El Etna es el volcán más activo de Europa, es un complejo edificio que mide tres mil 342 metros, localizado en Italia, al este de Sicilia, y formado por la sucesión de diferentes erupciones. Es uno de los más documentados en el mundo, con registros de su actividad que datan del año 1500 antes de Cristo.

“Es muy particular, no sigue los modelos tradicionales. Tiene un comportamiento que a veces es muy tranquilo, con emisión de lava y, a veces, erupciones explosivas, con duraciones breves, pero peligrosas”, abundó Carrasco.

Es un estratovolcán que cuenta con varias bocas eruptivas, por las cuales expulsa enormes masas de gas, humo, cenizas y rocas incandescentes, que se pueden proyectar por diversas zonas de su estructura. Por esta característica, se debe “monitorear muy bien su actividad, porque no siempre estará concentrada en su cráter central”, añadió.

El pasado 3 de enero incrementó su actividad, con emisión de material incandescente. Es algo “relativamente común, no sale del patrón que lo caracteriza. Lo más apropiado es continuar con el monitoreo, para detectar alguna manifestación que salga de los parámetros conocidos y sugiera algún cambio en su comportamiento eruptivo”.

Los mapas de peligro

No es posible realizar predicciones certeras respecto a la actividad volcánica; sin embargo, con el monitoreo se pueden elaborar mapas de peligro para evitar daños a la población, consideró.

Con escenarios construidos a partir de esos datos, se indican las zonas de peligro en diferentes niveles y los daños que pueden sufrir; con ese conocimiento, es posible la coordinación efectiva y eficiente de los recursos humanos y técnicos y, en consecuencia, la reducción del riesgo.

La elaboración de los planes de prevención, se toman en cuenta las características de cada estructura geológica. “Se ha tratado de conceptualizarlos con modelos generales de funcionamiento, y al estudiarlos con detalle, encontramos particularidades de un volcán a otro”, detalló.

Los mapas de peligro se sustentan en la historia eruptiva de cada coloso y en la frecuencia e intensidad de la misma. Es fundamental conocer con precisión cada estructura geológica para determinar los parámetros de magnitud y periodicidad de su actividad.

Los productos volcánicos

Son varios los productos que lanza un volcán en cada erupción; las cenizas y la lava constituyen lo más común. Es posible proyectar, de acuerdo a la topografía de cada estructura, la trayectoria que seguirá el material incandescente, uno de los productos volcánicos “menos peligrosos”, porque se puede predecir con mayor certeza las áreas que podría afectar en su camino.

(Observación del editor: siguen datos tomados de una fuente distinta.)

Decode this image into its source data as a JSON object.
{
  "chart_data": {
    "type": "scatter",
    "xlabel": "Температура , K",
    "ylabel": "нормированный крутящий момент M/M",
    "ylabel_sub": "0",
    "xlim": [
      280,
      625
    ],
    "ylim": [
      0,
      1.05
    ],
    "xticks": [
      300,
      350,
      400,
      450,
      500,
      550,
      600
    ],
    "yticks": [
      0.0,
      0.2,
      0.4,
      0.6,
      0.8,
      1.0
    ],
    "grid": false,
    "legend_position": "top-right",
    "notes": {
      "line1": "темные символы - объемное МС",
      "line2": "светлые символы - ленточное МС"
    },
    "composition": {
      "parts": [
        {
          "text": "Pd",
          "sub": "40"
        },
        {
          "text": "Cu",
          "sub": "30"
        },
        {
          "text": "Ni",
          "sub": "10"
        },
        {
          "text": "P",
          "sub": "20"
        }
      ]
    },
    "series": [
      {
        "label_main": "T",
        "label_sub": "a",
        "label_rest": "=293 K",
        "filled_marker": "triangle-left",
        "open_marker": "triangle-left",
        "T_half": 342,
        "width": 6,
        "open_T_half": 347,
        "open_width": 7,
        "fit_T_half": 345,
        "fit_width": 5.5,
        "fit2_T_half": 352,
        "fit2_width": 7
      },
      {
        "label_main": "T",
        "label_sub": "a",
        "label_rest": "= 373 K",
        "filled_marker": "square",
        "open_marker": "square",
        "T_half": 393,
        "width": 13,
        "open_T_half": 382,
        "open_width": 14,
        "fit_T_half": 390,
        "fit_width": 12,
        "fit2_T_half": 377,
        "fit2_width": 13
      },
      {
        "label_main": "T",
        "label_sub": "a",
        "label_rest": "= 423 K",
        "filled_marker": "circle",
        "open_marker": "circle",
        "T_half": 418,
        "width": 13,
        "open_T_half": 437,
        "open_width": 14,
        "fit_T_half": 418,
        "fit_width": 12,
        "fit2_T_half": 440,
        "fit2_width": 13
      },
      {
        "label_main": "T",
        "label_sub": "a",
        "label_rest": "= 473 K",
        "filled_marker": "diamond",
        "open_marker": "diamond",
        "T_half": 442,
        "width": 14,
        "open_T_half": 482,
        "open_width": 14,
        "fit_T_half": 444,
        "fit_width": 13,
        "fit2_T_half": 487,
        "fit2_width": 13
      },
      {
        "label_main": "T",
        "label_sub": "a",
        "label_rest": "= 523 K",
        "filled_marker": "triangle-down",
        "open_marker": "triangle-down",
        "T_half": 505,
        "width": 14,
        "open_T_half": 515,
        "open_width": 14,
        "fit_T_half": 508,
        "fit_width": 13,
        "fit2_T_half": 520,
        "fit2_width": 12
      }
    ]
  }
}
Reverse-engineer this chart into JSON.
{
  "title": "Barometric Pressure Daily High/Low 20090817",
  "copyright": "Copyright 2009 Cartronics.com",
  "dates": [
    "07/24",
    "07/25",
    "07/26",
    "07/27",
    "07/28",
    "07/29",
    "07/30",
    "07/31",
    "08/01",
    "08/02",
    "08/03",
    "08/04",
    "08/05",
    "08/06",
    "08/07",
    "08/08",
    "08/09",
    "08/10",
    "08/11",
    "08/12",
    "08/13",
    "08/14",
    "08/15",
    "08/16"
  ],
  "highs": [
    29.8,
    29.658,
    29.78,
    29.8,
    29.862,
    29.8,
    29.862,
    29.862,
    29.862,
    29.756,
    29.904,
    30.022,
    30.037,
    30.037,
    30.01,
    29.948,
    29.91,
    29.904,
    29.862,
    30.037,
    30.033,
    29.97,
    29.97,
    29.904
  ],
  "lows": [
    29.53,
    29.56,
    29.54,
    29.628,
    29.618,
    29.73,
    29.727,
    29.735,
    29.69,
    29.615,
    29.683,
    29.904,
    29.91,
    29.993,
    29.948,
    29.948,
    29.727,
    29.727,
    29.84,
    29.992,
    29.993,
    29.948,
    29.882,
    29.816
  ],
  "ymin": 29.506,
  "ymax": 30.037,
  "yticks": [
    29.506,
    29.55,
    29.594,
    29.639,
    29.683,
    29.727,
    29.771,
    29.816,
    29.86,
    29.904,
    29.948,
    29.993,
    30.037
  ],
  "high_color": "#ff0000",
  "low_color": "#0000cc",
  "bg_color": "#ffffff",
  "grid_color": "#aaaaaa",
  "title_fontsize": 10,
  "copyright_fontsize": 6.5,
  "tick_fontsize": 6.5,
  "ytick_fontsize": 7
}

La ceniza se genera por la fragmentación producida por actividad volcánica explosiva. Puede causar molestias a niños, ancianos y personas con enfermedades respiratorias; desgasta y atasca la maquinaria; contamina y obstruye la ventilación, suministros de agua y drenajes; causa cortos circuitos eléctricos en las líneas de la transmisión, en computadoras, y componentes electrónicos. A largo plazo, la exposición de la ceniza húmeda puede corroer los metales.

Las nubes de ceniza, que bajan por las laderas de los volcanes representan mayor peligrosidad. Viajan a temperaturas y velocidades muy altas, carbonizan todo a su paso y son letales para el ser humano, pues “roban” el oxígeno en su trayectoria.

Los flujos de lodo, en particular, son altamente destructivos. Se forman al mezclarse el agua ubicada en las laderas de los volcanes con cenizas y otros materiales volcánicos; forma torrentes de gran volumen que pueden destruir todo lo que encuentran a su paso.

Un ejemplo actual es la erupción del Nevado de Ruiz, en Colombia, en 1985. La cumbre del volcán estaba recubierta por un casquete de hielo y al ascender el magma se fundió el glaciar, lo que formó avalanchas de lodo que invadieron el valle del río Lagunilla y sepultaron la ciudad de Armero.

“Las nubes de ceniza y las avalanchas de lodo son las que más muertes causaron el siglo pasado”, concluyó el experto.